If the setting and the heroes are unusual for a sci-fi movie, "Attack the Block" is also remarkable for several other features. It stars Jodie Whittaker, who went on to become the first female "Doctor Who," and gave John Boyega his film debut. Then aged 18, he commands the screen as Moses, the charismatic gang leader whose hardman posturing belies a very sad and neglected home life. The film also featured some striking creature design. Which brings us to the real subject of this article! Where did the inspiration come from?

What inspired the creature design in Attack the Block?

In the video arcade heyday of the standup cabinet, games like "Joust," "Pacman," and "Donkey Kong," stood side-by-side in dark rooms filled with the overlapping crackle of crude sound effects and 8-bit tunes, funky with the smell of hot carpet, overloaded electric sockets, stale cigarette butts, and well-chewed bubblegum. The artwork on the side of the cabinets ranged from rudimentary to iconic, and one always captured my imagination more than all the others: "Space Invaders."

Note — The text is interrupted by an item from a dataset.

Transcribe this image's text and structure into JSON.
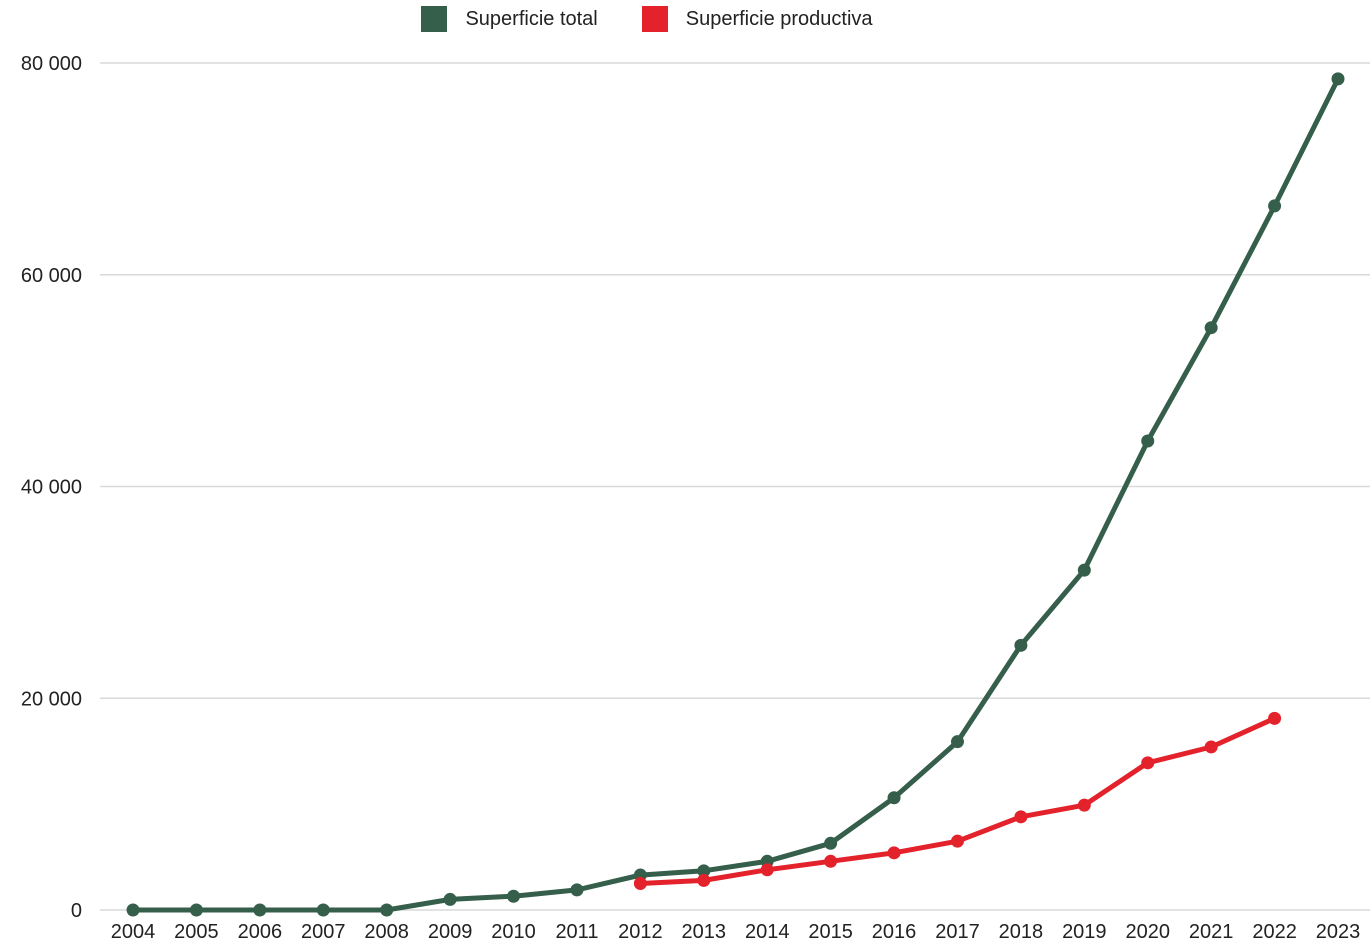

Set against a dark blue background, it showed the crater-pocked surface of an alien planet, with a menacing humanoid creature stomping its way threateningly towards to viewer, furry shoulders bunched and claws ready to strike. The most remarkable aspect of the image was how little detail it provided. The jagged outline gave the impression of very coarse fur, but aside from its pointed ears and glowing white eyes, it was completely blank, a deep featureless black.

It was this image that provided Cornish with one of several inspirations for the creature design in "Attack the Block" (via Vice):

"The idea for them being ultra-black came from my black cat. They look really beautiful when they're backlit, just like silhouettes. So we had people in suits and rubbed out all the reflections, so it was just a black shadow. In the '80s, the old Space Invaders video game in arcades had an illustration of the aliens and even though they're standing on two legs they're just silhouettes. So yeah, it was just sort of keeping my eyes and ears open and gathering influences and that sort of idea forming."

He explained further in Complex:

"We tried to make something that purposely lacked detail. Lots of CGI monsters are obsessed with surface detail, and making everything super realistic, which is weird to me when aliens aren't necessarily real... So we kind of tried to take away detail, and make them interesting because there wasn't that much to look at. Your brain has to fill in the blanks with my creatures. All you can see is this fur-line, and you can feel this alarming, rapid-moving, deep, deep blackness."

A clever mix of special effect techniques

The creature design is incredibly striking, a combination of physical man-in-a-monster suit, CG, animatronic effects, and rotoscoping. As Cornish said in another interview with Wired:

"We ended up using this hopefully quite innovative technique... based on memories of rotoscope. When I was a kid I went to see Ralph Bakshi's "Lord of the Rings" and I went to see an exhibition about it on a barge in the Thames and it showed how rotoscope worked. They shot live action on an empty set, then they paint over the live action and it becomes like an old version of motion capture. And I thought, well they've never blended that with actual live action actors before. And that's kind of what we're doing with lots of other enhancements, but I think it is a visual technique that I don't think anyone's tried before."

The man in the alien suit was Terry Notary, best known for his work playing animals and creatures. As Alex Esmail said in Vice:

"It's absolutely insane. The guy who wears the suit, Terry Notary, is an absolute legend. It was genuinely scary. It wasn't just a dude in a bright green suit that's got to have effects put on it. The suit was really big, black and furry and the head had glowing green sharp a*** teeth on it. In real life it looked like what it is."

With his relatively low budget, a clever mix of techniques, and a range of influences from old video game art to household pets, Cornish managed to create one of the most memorable screen aliens of the 21st century to date.